Broadcast 23 December 1998, the final programme investigates the challenges that must be surmounted if birds are to survive. The sandgrouse is a species that has adapted to desert living: its breast feathers are capable of absorbing water, which it can pass on to its young. The crab plover also nests in the sand, and burrows until it finds a comfortable temperature. Birds that choose remote places can proliferate hugely, like the flamingos on an African soda lake. Meanwhile, during winter, the entire world population of spectacled eiders can be found in just a few assemblies on patches of the Arctic Ocean. The city is a relatively recent habitat, but many have become accustomed to it, such as the American black vultures in São Paulo. In Japan, crows have learned to crack nuts by dropping them on to pedestrian crossings — and waiting for the traffic to stop before collecting them. In North America, purple martins have become totally dependent on humans for their nest sites. Attenborough highlights man's influence by describing the Pacific island of Guam, whose bird population was wiped out following the accidental introduction of brown tree snakes during the 1940s. Examples of species that were hunted to extinction are the huia, the great auk and, most famously, the dodo. However, there are conservation efforts being made, such as those for Australia's orange-bellied parrot, the pink pigeon and the echo parakeet (the latter two both of Mauritius).

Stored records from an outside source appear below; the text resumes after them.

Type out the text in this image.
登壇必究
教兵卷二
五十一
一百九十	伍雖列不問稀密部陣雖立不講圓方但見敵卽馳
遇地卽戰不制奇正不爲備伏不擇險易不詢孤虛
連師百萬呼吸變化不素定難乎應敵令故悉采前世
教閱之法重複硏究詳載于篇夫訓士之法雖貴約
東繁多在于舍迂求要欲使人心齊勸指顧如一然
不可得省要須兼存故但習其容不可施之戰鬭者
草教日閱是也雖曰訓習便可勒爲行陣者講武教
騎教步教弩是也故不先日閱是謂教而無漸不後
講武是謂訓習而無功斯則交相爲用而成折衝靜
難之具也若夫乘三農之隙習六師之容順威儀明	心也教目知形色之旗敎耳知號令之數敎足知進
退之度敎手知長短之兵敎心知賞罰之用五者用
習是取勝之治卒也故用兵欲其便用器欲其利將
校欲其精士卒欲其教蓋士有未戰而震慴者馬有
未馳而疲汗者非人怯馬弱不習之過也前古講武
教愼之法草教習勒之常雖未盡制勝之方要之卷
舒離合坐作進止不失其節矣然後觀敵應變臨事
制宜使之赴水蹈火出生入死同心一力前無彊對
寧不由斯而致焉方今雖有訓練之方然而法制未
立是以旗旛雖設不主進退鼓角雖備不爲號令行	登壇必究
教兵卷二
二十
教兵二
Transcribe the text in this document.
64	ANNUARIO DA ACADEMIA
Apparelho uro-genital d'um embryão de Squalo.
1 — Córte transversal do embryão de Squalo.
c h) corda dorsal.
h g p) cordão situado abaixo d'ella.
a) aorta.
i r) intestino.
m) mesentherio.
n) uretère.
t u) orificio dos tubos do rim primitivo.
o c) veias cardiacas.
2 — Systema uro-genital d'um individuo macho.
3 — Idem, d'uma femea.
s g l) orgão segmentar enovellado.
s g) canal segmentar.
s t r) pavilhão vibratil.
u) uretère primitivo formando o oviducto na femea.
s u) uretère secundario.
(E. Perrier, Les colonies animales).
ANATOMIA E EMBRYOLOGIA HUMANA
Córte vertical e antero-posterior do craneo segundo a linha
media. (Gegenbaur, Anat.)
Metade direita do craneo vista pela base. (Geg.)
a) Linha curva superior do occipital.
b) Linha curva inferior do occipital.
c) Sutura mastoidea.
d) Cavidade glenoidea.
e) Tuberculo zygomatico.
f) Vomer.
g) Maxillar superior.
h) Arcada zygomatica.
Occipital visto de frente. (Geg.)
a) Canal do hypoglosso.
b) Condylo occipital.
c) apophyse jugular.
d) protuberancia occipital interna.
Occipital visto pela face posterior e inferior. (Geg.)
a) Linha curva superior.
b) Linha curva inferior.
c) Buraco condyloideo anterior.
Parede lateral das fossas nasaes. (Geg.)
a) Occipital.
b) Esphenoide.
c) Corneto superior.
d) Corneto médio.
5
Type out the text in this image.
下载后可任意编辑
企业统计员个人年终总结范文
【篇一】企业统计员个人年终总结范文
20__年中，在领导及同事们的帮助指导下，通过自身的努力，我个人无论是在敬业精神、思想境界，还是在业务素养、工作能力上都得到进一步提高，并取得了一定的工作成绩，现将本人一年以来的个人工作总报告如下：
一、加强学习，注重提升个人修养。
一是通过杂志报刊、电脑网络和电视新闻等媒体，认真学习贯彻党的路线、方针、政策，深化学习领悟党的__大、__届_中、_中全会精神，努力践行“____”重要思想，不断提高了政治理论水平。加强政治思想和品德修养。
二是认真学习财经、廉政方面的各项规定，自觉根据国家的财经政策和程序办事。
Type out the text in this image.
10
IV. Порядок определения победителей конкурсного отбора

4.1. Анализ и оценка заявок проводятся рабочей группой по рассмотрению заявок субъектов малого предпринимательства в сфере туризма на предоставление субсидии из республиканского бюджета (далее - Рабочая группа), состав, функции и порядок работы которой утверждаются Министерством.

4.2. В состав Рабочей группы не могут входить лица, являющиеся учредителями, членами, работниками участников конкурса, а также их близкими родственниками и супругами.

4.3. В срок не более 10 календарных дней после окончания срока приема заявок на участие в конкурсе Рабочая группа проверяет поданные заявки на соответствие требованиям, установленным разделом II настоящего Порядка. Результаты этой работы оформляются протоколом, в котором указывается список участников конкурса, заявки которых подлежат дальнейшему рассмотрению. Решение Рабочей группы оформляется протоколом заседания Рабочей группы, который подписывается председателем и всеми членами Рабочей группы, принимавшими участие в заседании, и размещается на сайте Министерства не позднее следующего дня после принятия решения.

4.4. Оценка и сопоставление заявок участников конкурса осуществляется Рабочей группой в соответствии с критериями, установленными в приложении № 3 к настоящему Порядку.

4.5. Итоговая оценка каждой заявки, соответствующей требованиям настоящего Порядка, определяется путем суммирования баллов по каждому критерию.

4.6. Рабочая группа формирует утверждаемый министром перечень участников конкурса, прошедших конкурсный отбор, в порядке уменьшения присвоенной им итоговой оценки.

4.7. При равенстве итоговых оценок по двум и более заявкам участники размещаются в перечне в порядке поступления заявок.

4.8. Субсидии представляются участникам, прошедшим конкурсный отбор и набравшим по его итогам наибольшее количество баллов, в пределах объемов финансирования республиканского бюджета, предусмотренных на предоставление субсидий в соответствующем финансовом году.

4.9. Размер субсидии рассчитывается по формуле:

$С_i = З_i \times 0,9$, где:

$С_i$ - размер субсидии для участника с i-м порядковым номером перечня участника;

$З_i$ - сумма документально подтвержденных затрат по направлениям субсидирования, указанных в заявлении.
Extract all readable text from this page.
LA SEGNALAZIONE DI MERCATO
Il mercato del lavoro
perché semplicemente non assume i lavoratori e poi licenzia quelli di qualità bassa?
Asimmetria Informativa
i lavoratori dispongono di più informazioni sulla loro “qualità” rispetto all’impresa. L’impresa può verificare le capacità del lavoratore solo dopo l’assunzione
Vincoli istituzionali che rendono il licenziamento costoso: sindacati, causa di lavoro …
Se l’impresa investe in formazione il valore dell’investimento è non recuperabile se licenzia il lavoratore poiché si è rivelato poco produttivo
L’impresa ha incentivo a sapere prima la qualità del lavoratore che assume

Birds were flying from continent to continent long before we were. They reached the coldest place on Earth, Antarctica, long before we did. They can survive in the hottest of deserts. Some can remain on the wing for years at a time. They can girdle the globe. Now, we have taken over the earth and the sea and the sky, but with skill and care and knowledge, we can ensure that there is still a place on Earth for birds in all their beauty and variety—if we want to... And surely, we should.
— David Attenborough, in closing

== DVD and book ==
The series is available in the UK for Regions 2 and 4 as a three-disc DVD (BBCDVD1020, released 4 December 2000) and as part of The Life Collection. Each episode features additional footage, accessed separately.

The accompanying book, The Life of Birds by David Attenborough, was published by BBC Books on 24 September 1998.